Merry: (thinks. Did not get hurt…much) How about (sings to the tune of basket case) do you have the time to listen to me whine about riding an orc to Isengard.
Orc 3: (the one holding Merry) Shut up!
Merry: Why don’t you?
Orc 3: (yells in orcish)
Pippin: What are you saying?
Orc 4: (the one holding Pippin) Shut up!!!

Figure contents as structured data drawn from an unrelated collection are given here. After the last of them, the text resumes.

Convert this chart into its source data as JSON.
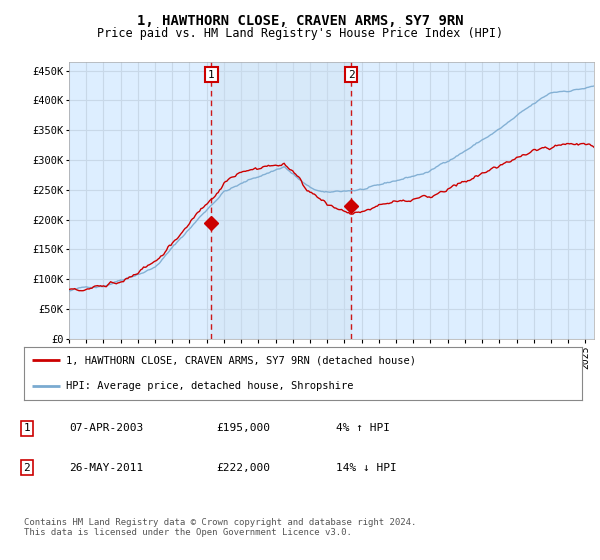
{
  "title": "1, HAWTHORN CLOSE, CRAVEN ARMS, SY7 9RN",
  "subtitle": "Price paid vs. HM Land Registry's House Price Index (HPI)",
  "ylabel_ticks": [
    "£0",
    "£50K",
    "£100K",
    "£150K",
    "£200K",
    "£250K",
    "£300K",
    "£350K",
    "£400K",
    "£450K"
  ],
  "ylim": [
    0,
    470000
  ],
  "xlim_start": 1995.0,
  "xlim_end": 2025.5,
  "background_color": "#ffffff",
  "plot_bg_color": "#ddeeff",
  "grid_color": "#c8d8e8",
  "hpi_color": "#7aaad0",
  "price_color": "#cc0000",
  "shade_color": "#cce0f0",
  "sale1_x": 2003.27,
  "sale1_y": 195000,
  "sale1_label": "1",
  "sale2_x": 2011.4,
  "sale2_y": 222000,
  "sale2_label": "2",
  "legend_line1": "1, HAWTHORN CLOSE, CRAVEN ARMS, SY7 9RN (detached house)",
  "legend_line2": "HPI: Average price, detached house, Shropshire",
  "table_row1_num": "1",
  "table_row1_date": "07-APR-2003",
  "table_row1_price": "£195,000",
  "table_row1_hpi": "4% ↑ HPI",
  "table_row2_num": "2",
  "table_row2_date": "26-MAY-2011",
  "table_row2_price": "£222,000",
  "table_row2_hpi": "14% ↓ HPI",
  "footnote": "Contains HM Land Registry data © Crown copyright and database right 2024.\nThis data is licensed under the Open Government Licence v3.0.",
  "xticks": [
    1995,
    1996,
    1997,
    1998,
    1999,
    2000,
    2001,
    2002,
    2003,
    2004,
    2005,
    2006,
    2007,
    2008,
    2009,
    2010,
    2011,
    2012,
    2013,
    2014,
    2015,
    2016,
    2017,
    2018,
    2019,
    2020,
    2021,
    2022,
    2023,
    2024,
    2025
  ]
}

* Frodo and Sam in Emyn Muil*
Frodo: I’m bored. Are we there yet?
Sam: Lets play the license plate game.
Frodo: That rock looks like an “a”.
Sam: That’s an “h”
Frodo: Lets play something else.
Sam: How about I spy?
Frodo: Sure. I spy with my little eye something… gray.
Sam: Gollum?
Frodo: No
Sam: My cloak?
Frodo: No
Sam: Your cloak?
Frodo: No. The rock.
Sam: I spy with my little eye something…green.
Frodo: My brooch.
Sam: You’re good Mr. Frodo.
Frodo: I spy with my little eye something…black.
Sam: The rock?
Frodo: No.
Sam: The gate of Mordor?
Frodo: No
Sam: A ring wraith?
Frodo: No. Your cooking pots.
*Running around Middle Earth*
Jack: (panting hard) Is this…good rum…?
Will: I hope so. Are we there yet?
Aragorn: No.
Will: How about now?
Aragorn: No.
Will: Now?
Aragorn: No!
Gimli: Stop taking my lines!!!!!
Will: Who said they’re your lines?
Gimli: The scriptwriter!
Will: Nut-uh!
Gimli: Uh-huh!
Will: Nut-uh!
Gimli: Uh-huh!
Will: Nut-uh!
Gimli: Uh-huh!
Will: Nut-uh!
Gimli: Uh-huh!
Will: Nut-uh!
Gimli: Uh-huh!
Will: Nut-uh!
Gimli: Uh-huh!
Will: Uh-huh!
Gimli: Nut-uh!
Will: ha! I win!
Legolas: Noooooooo! That’s my trick!!!!
Will: Nut-uh!
Legolas: Uh-huh!
Will: Nut-uh!
Legolas: Uh-huh!
Will: Nut-uh!
Legolas: Uh-huh!
Will: Nut-uh!
Legolas: Uh-huh!
Will: Nut-uh!
Legolas: Uh-huh!
Aragorn: (to Jack, Legolas and Will continue in background) This is gonna be a long trip.